État, collectivités territoriales, services d’incendie et de secours (SIS) peuvent, par ailleurs, « conclure une convention au niveau départemental afin de répondre aux fragilités capacitaires face aux risques particuliers, à l’émergence et à l’évolution des risques complexes identifiées dans le les contrats territoriaux de réponse aux risques et aux effets potentiels des menaces (CoTTRiM) ».
A été adopté, également à l’attention des maires, un autre amendement visant à créer dans tous les conseils municipaux de France, « à l’image du correspondant défense qui existe déjà », la fonction de correspondant incendie et secours, afin de faire le lien entre les élus municipaux, premiers représentants des populations, et les services d’incendie et de secours. « Pourquoi pas, mais ses missions mériteraient d’être élargies », commente le maire de Sorgues. « Parmi mes élus, j’ai un capitaine honoraire chez les pompiers, qui travaille à la constitution d’une réserve communale. On méconnait souvent ces potentiels réservistes dans un domaine ou un autre ».

Répartition des interventions entre les Sdis et les Samu

Parmi les autres dispositions, la définition des opérations de secours, des « secours et soins d’urgence » et de la « carence ambulancière » a retenu l’attention de Thierry Lagneau, qui estime qu’il s’agit là d’une « clarification utile ». L’article 3 vise, en effet, explique Xavier Paluszkiewicz (Meurthe-et-Moselle, La République en marche), « à mieux définir dans le cCode général des collectivités territoriales la répartition des compétences entre les Sdis et le Samu et les responsabilités qui incombent en règle générale aux sapeurs-pompiers dans l’exercice de leurs missions. » 

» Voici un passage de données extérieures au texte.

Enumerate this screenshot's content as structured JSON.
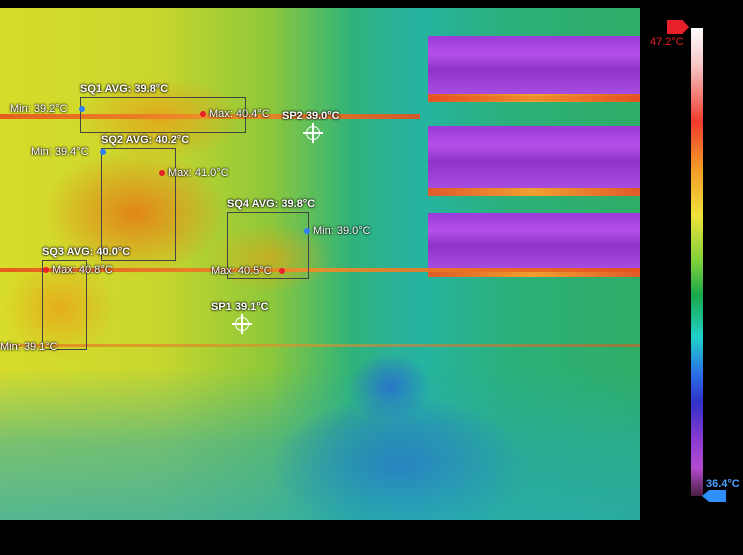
{
  "spots": {
    "sp1": {
      "label": "SP1 39.1°C"
    },
    "sp2": {
      "label": "SP2 39.0°C"
    }
  },
  "regions": {
    "sq1": {
      "label": "SQ1 AVG: 39.8°C",
      "min": "Min: 39.2°C",
      "max": "Max: 40.4°C"
    },
    "sq2": {
      "label": "SQ2 AVG: 40.2°C",
      "min": "Min: 39.4°C",
      "max": "Max: 41.0°C"
    },
    "sq3": {
      "label": "SQ3 AVG: 40.0°C",
      "min": "Min: 39.1°C",
      "max": "Max: 40.8°C"
    },
    "sq4": {
      "label": "SQ4 AVG: 39.8°C",
      "min": "Min: 39.0°C",
      "max": "Max: 40.5°C"
    }
  },
  "scale": {
    "max_label": "47.2°C",
    "min_label": "36.4°C",
    "palette": "iron-rainbow",
    "max_color": "#e8202a",
    "min_color": "#2f8fff"
  }
}
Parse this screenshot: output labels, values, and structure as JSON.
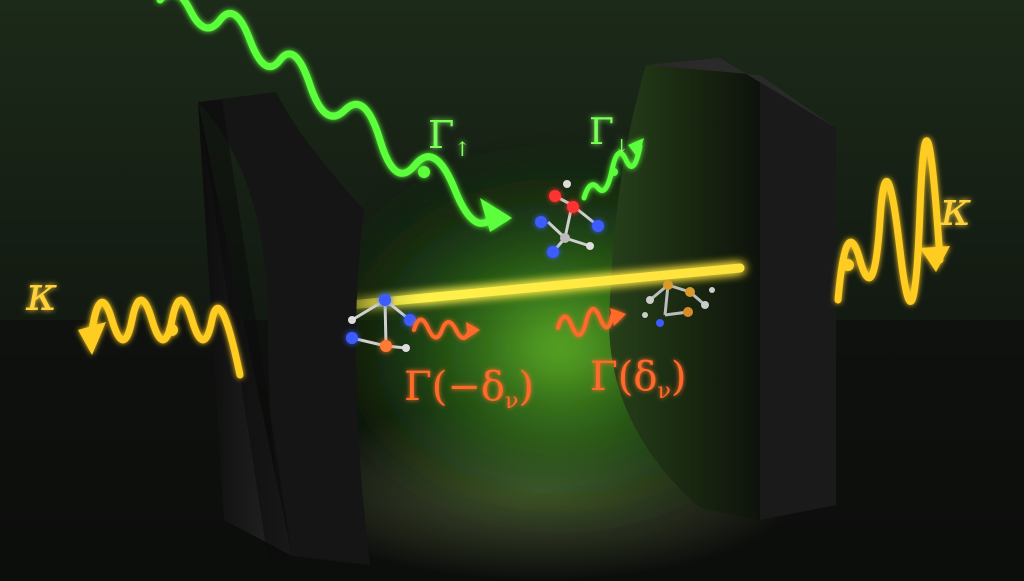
{
  "labels": {
    "gamma_up_main": "Γ",
    "gamma_up_sub": "↑",
    "gamma_down_main": "Γ",
    "gamma_down_sub": "↓",
    "kappa_left": "κ",
    "kappa_right": "κ",
    "gamma_minus": "Γ(−δ",
    "gamma_minus_sub": "ν",
    "gamma_minus_close": ")",
    "gamma_plus": "Γ(δ",
    "gamma_plus_sub": "ν",
    "gamma_plus_close": ")"
  },
  "colors": {
    "pump": "#5cff3a",
    "cavity_loss": "#ffcc22",
    "vibrational": "#ff6a2a",
    "cavity_mode": "#fff14a",
    "mirror": "#1e1e1e",
    "background": "#0f140f"
  }
}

Ainsi, les Sdis pourront différer ou refuser des interventions qui ne se rattachent pas directement à leurs missions. « Pour toute charge revenant aux Sdis dans l’exercice de missions excédant leur champ de compétences, le texte permettra aussi d’imposer aux bénéficiaires ou aux demandeurs d’une telle intervention de participer aux frais de cette dernière, ce qui constitue une mesure essentielle de régulation de ces services publics tant sollicités. » « Nous avons en effet besoin de consolider notre modèle de sécurité civile en répartissant mieux les flux et la charge des interventions d’urgence entre les ambulances et les pompiers », acquiesce André Chassaigne (Puy-de-Dôme, PCF).
L’AMF sera vigilante, note cependant Thierry Lagneau, à ce que « l’intervention des sapeurs- pompiers hors du strict domaine des ''secours et soins d’urgence'' ne soit pas facturée par les Sdis, par exemple lors de manifestations communales ».